In that sense, the American view is archaic and murderers get off the hook because our court system fails to meet the issue head-on. In Denmark and a few other countries, killers relying on an “insanity” defense face two trials — a system the U.S. and all other countries should adopt.
In the two-trial system, a defendant’s case is first heard by a bank of reputable psychiatrists, whose mission is simple and limited in scope. Their duty is to hear basic evidence in the case and cross-examination of the defendant to determine whether he or she is clearly mentally insane or was insane at the time of the murder.
If the psychiatrists find that the defendant is insane or was insane at the time of the murder, the defendant is ordered to a mental-health asylum for treatment and, possibly, for lifetime care. If, on the other hand, the psychiatrists find that the defendant was faking insanity at the time of the crime, he or she is then ordered to trial.
At the second trial, the defendant can no longer use an insanity plea as a defense and is tried on the basis of the facts in the case. Any reference to insanity is ruled out of order by the judge and cannot be considered by a jury. The two-trial system is not only humane; it is plausible and fair to everyone concerned.
The European two-trial system for insanity/murder cases is based on sound judgment and eminent fairness. It recognizes the fundamental truth that ordinary citizens are not qualified to determine whether a man or woman is insane or was insane at the time of a murder.
Thus, a jury in the second trial is responsible only for determining the guilt or innocence of a defendant — based exclusively on evidence. Ordinary jurors should not be saddled with the complex decision of whether a defendant was insane at the time a murder was committed.
One wonders why neither associations of lawyers nor members of Congress have ever pondered the issue and sought to introduce the two-trial system to courts of law in the case of killers who plead insanity as a defense. Perhaps an organization of ordinary citizens can succeed where lawyers and lawmakers have failed.
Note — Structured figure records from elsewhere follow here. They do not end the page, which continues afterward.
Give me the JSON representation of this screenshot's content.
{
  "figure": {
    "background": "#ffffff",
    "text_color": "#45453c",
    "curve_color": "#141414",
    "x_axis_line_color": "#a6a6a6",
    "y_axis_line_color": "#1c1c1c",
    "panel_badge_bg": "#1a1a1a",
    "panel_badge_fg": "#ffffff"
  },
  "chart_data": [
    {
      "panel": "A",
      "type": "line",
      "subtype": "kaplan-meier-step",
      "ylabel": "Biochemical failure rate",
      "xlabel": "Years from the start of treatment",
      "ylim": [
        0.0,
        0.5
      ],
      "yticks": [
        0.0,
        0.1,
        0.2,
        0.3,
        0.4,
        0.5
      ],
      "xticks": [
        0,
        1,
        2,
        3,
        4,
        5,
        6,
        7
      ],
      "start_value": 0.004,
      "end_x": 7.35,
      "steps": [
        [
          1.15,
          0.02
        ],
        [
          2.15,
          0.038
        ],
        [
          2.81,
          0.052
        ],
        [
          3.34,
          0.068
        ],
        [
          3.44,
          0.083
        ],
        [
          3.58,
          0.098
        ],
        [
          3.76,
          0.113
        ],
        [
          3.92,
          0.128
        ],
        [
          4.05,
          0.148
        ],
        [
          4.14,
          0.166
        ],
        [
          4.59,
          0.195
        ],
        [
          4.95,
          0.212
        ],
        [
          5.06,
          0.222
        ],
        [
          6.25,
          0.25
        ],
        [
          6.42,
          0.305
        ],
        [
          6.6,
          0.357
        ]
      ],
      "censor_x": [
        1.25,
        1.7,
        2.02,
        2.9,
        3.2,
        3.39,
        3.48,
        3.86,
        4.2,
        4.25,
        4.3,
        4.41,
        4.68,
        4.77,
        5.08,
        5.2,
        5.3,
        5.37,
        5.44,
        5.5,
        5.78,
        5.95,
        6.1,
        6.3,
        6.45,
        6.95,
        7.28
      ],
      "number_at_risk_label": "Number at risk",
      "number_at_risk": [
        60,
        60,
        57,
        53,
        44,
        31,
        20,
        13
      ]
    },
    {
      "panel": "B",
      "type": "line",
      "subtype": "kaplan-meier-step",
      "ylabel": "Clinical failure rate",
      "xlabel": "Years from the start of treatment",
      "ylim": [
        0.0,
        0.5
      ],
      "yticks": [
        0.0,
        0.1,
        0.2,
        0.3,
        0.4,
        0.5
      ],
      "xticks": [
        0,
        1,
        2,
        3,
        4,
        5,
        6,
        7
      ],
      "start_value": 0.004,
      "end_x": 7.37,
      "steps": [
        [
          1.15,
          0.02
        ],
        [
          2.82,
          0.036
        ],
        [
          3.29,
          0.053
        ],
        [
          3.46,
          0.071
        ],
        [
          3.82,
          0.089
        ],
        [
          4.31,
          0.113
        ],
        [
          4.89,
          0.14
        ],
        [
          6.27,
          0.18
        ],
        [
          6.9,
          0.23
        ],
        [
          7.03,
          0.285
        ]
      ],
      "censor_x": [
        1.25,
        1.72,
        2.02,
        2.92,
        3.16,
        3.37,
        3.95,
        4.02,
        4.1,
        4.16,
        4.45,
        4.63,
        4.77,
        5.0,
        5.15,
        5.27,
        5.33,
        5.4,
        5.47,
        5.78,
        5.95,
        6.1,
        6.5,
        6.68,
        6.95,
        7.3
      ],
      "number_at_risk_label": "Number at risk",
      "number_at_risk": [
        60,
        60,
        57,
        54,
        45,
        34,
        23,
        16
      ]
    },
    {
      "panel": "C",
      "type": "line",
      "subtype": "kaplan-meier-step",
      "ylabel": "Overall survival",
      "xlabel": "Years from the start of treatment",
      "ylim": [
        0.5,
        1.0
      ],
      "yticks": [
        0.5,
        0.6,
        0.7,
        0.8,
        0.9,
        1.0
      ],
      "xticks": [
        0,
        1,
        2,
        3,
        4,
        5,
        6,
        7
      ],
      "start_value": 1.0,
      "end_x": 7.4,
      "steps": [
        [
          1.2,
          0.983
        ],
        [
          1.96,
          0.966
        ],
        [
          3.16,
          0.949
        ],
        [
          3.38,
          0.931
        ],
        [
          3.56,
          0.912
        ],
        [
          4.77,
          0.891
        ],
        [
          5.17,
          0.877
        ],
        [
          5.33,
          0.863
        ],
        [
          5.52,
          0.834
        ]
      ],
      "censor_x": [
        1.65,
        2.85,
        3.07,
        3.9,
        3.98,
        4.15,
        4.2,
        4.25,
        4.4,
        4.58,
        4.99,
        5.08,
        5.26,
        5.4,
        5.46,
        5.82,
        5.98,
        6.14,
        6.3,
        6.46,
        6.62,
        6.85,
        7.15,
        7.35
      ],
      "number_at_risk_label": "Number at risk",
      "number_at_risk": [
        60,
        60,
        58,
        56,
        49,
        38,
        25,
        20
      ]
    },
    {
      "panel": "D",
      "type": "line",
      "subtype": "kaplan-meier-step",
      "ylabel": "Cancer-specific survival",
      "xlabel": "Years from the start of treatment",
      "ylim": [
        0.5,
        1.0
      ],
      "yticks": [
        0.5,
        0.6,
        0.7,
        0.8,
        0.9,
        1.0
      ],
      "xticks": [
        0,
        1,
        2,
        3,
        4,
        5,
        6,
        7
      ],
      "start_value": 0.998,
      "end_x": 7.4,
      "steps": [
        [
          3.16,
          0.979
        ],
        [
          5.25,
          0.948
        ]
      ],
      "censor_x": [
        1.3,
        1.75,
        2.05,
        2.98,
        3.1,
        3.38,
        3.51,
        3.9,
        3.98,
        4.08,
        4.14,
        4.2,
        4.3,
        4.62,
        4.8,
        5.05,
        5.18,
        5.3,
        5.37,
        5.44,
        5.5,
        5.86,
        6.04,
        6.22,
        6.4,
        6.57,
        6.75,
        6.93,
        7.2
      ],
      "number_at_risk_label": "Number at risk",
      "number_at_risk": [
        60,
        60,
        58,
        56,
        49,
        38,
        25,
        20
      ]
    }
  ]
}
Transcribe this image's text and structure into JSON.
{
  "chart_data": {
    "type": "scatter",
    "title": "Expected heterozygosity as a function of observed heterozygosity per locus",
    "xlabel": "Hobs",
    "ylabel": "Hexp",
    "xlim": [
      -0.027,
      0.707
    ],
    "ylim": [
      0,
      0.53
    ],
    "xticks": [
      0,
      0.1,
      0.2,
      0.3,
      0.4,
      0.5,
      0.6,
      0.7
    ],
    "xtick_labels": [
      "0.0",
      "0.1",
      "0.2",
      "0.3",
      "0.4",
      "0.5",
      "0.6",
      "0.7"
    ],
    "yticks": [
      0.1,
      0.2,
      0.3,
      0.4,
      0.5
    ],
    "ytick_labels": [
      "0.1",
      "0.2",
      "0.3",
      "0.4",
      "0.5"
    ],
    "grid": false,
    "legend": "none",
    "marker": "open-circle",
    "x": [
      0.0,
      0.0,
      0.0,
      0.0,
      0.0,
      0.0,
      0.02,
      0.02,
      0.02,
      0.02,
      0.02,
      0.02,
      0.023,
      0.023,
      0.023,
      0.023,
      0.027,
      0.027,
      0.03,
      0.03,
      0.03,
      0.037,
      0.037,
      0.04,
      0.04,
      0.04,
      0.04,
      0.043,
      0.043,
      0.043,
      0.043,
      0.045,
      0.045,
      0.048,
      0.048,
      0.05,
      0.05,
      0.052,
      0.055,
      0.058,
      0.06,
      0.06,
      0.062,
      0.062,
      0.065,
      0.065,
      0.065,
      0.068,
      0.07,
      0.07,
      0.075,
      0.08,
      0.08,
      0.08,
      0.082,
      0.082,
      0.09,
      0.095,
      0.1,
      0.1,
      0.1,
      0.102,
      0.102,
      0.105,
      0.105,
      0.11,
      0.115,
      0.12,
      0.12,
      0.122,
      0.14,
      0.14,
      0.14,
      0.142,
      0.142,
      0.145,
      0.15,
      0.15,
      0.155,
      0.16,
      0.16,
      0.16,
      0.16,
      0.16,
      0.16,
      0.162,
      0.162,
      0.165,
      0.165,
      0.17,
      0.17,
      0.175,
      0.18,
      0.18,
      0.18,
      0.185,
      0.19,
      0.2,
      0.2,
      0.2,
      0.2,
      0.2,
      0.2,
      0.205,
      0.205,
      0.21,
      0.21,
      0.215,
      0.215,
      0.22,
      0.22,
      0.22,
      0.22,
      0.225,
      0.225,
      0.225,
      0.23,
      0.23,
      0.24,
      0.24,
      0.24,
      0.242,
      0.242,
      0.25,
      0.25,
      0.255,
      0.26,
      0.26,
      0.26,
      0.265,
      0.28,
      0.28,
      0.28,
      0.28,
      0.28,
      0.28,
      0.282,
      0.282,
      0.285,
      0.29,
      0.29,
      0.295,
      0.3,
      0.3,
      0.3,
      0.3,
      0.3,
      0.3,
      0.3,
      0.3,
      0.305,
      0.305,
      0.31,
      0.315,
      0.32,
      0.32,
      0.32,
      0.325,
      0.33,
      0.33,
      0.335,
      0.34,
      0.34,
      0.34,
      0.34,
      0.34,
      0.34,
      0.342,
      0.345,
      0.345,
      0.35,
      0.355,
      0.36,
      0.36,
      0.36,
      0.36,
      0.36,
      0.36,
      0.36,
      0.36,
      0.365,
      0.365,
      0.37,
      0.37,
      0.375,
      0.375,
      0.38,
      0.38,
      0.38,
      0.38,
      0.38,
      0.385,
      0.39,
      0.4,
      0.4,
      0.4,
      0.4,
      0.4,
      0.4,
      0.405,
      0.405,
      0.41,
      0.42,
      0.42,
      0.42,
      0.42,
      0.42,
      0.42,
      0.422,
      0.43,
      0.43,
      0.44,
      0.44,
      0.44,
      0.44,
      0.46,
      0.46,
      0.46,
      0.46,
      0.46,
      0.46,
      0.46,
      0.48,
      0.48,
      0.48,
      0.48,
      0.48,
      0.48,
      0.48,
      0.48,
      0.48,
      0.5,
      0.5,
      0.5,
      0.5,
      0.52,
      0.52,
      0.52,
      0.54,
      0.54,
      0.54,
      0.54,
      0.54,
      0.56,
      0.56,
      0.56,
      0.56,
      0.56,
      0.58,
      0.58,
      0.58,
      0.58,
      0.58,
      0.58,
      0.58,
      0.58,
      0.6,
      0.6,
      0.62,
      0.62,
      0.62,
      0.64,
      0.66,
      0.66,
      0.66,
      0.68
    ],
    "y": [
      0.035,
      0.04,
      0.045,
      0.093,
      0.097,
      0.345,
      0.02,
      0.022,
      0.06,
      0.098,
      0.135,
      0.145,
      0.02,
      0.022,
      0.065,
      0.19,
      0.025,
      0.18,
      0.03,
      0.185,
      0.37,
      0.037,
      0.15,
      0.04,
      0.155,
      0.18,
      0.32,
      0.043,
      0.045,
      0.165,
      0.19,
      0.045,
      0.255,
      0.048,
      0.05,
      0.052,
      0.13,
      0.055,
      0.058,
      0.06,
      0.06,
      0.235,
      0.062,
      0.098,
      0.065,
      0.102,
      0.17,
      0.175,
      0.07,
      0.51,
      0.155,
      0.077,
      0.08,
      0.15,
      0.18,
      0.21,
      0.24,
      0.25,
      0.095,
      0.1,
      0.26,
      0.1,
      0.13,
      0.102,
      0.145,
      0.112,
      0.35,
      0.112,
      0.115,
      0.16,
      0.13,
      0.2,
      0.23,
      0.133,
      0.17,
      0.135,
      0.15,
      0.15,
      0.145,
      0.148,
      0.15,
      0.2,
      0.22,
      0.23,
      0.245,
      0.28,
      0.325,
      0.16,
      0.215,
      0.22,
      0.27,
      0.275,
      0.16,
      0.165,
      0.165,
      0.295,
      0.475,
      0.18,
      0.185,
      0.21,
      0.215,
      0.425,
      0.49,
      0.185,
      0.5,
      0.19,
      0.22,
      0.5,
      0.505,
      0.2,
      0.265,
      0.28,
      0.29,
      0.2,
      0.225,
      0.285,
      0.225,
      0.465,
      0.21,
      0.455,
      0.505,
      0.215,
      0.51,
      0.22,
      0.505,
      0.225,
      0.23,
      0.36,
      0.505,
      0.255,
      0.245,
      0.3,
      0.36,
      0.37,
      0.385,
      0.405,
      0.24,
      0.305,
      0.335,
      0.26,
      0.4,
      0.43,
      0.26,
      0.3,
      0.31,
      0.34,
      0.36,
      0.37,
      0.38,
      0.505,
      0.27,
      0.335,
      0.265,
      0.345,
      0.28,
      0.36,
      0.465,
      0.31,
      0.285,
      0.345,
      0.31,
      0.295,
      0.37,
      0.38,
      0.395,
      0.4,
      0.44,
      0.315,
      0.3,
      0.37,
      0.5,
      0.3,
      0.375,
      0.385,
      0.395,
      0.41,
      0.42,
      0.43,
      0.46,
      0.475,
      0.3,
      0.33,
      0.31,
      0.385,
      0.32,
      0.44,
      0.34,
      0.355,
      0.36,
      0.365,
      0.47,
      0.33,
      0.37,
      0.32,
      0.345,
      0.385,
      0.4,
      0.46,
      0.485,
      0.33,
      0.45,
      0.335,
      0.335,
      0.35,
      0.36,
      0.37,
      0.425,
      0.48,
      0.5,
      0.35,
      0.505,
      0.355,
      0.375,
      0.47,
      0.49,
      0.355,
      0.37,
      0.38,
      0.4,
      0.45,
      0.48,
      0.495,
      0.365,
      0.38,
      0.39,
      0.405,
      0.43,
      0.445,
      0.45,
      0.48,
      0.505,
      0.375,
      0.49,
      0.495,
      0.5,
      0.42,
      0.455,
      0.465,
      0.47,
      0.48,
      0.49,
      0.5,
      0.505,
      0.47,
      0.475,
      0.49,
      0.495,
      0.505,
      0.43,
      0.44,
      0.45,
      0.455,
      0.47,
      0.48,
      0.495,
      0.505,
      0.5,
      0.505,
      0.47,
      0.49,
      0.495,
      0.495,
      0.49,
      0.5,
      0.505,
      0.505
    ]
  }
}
I find it significant and disturbing that, before the deadlock occurred in Haq’s case and the judge dismissed the jury, the jurors had already decided that “Haq was not guilty of first-degree murder” but they couldn’t agree on a lesser charge of second-degree attempted murder.
Obviously, they were influenced by Haq’s plea of insanity, as introduced in the trial by his lawyers. The jurors did not have the expertise and training, as psychiatrists have, to determine the sanity or insanity of the defendant. I rest my case.